テーブルでアイスを食べていた幼い少女・マオは、目を輝かせて席から立つ。両親にアイスを手渡した後、マスコットに向かって駆け出した。
たくさんの子供たちに囲まれて、楽しげに愛想を振る舞うマスコット。マオと視線があったなら、手を伸ばして握手を求めてきた。
満面の笑みを浮かべながら、マオは手を伸ばしていく。
たくさんの子供たちが見つめる中、その柔らかな手を握りしめ――。
「えっ……」
――ごろりと、嫌な音がした。
影が、右側へと落ちていった。
恐る恐る顔を上げれば、そこには……。
「ひっ」
顔のない、マスコット――。
空調の音だけが響く、優しい静寂と暗闇に抱かれている子供部屋。ベッドの上、シーツだけをかけて眠っていたマオが、跳ね起きた。
「っ……はぁ……はぁ……ゆ、夢?」
きょろきょろと周囲を見回しても、目に映るのは自分の部屋。遊園地はもちろん、マスコットも存在しない。
「よかった……」
マオは枕元に置いてあったクマ型マスコットのぬいぐるみを手にし、強く、強く抱きしめる。
「ほんと、君の頭がなくな……」
頭を撫でていた時、背筋に冷たいものが走った。
恐る恐る振り向けば、不思議な女性が立っていて……。
「っ!」
ぬいぐるみを強く抱きしめながら、マオはベッドの端へと後ずさる。
気にした様子もなく、女性はマオに手を伸ばした。
――女性の名を、ケリュネイア。魔女と呼ばれるドリームイーターの一人。
ケリュネイアは鍵を取り出して、端に追い詰められていたマオの心臓を突き刺した。
「私のモザイクは晴れないけれど、あなたの『驚き』はとても新鮮で楽しかったわ」
血が流れることはない。
鍵は、驚きを奪うだけの存在なのだから。
驚きを奪われたマオは瞳を閉ざし、その場に崩れ落ちていく。
代わりに、一つの影が立ち上がった。
影はクマ型マスコットの形をしていた。
もっとも……あるはずの頭が失われている……首のない存在としてなのだけれども……。
●ドリームイーター討伐作戦
ケルベロスたちを出迎えた黒瀬・ダンテ(オラトリオのヘリオライダー・en0004)は、メンバーが揃ったことを確認した上で説明を始めていく。
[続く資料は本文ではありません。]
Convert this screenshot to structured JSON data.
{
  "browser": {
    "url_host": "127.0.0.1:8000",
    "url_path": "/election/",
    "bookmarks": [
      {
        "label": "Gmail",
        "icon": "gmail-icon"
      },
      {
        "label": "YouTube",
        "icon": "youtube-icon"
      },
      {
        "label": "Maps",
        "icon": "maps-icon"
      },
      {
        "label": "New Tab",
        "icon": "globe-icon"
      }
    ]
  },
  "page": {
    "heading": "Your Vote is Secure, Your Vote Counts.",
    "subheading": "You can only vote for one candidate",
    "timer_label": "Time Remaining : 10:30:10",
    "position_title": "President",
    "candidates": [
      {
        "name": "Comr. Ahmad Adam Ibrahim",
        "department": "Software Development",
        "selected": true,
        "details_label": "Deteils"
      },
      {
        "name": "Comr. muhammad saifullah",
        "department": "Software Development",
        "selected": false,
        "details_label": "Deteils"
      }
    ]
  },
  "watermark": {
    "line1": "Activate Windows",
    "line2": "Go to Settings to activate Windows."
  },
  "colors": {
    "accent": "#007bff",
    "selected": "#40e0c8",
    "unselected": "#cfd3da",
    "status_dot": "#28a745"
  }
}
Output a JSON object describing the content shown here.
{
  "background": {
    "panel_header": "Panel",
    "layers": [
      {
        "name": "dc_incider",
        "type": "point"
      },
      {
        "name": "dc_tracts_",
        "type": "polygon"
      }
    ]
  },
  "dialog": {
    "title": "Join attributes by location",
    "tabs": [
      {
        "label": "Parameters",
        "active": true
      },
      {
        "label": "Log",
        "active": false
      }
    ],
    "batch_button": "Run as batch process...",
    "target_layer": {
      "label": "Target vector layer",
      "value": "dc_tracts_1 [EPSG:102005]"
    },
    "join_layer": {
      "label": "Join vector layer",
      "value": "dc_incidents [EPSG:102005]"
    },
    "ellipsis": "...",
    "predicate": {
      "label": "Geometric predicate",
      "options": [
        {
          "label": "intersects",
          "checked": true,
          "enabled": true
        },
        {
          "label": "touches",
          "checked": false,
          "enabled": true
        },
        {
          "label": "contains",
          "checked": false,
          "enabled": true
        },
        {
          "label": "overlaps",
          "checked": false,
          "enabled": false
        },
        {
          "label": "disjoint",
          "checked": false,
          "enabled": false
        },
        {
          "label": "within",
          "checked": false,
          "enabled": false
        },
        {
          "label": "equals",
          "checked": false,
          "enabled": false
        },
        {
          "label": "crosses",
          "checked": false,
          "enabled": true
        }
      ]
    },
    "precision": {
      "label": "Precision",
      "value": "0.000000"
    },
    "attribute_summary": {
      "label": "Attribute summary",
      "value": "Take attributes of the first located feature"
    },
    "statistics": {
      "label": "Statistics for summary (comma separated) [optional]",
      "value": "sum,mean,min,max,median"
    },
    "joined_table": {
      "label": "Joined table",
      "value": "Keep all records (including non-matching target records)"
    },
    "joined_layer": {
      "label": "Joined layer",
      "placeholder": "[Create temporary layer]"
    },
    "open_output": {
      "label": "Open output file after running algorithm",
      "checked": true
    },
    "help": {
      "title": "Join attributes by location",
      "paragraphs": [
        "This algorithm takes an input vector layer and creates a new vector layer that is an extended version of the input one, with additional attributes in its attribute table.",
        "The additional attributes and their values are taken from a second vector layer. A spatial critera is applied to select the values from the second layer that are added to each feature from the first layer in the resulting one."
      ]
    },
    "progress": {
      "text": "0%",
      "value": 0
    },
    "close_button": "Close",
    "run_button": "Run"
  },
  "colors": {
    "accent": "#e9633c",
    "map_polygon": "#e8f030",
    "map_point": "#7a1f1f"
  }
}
「子供の頃って、ビックリする夢を見たりするっすよね。理屈は全く通っていないんだけど、とにかくビックリして夜中に飛び起きたり……」
そのビックリする夢を見た子供がドリームイーターに襲われ、その驚きを奪われてしまう事件が起きている様子。
「驚きを奪ったドリームイーターは、既に姿を消しているようっす。けど、奪われた驚きを下にして現実化したドリームイーターが、事件を起こそうとしているみたいっす」
現れたドリームイーターによる被害が出る前に、このドリームイーターを撃破する。
そうすれば、驚きを奪われてしまった被害者も目を覚ましてくれるだろう。
続いて……と、ダンテは地図を取り出した。
「驚きを奪われた子供の名前は、マオさん。この一軒家に住んでいる、小学生の女の子っすね」
驚きの内容は、クマ型マスコットの首なし着ぐるみ。ドリームイーターも、それに準ずる姿をしている。
ドリームイーターはマオの部屋を抜けだした後、市街地をさまよい歩いている。幸い、深夜という時間帯のため人通りは少ないが、皆無ではない。さらに……。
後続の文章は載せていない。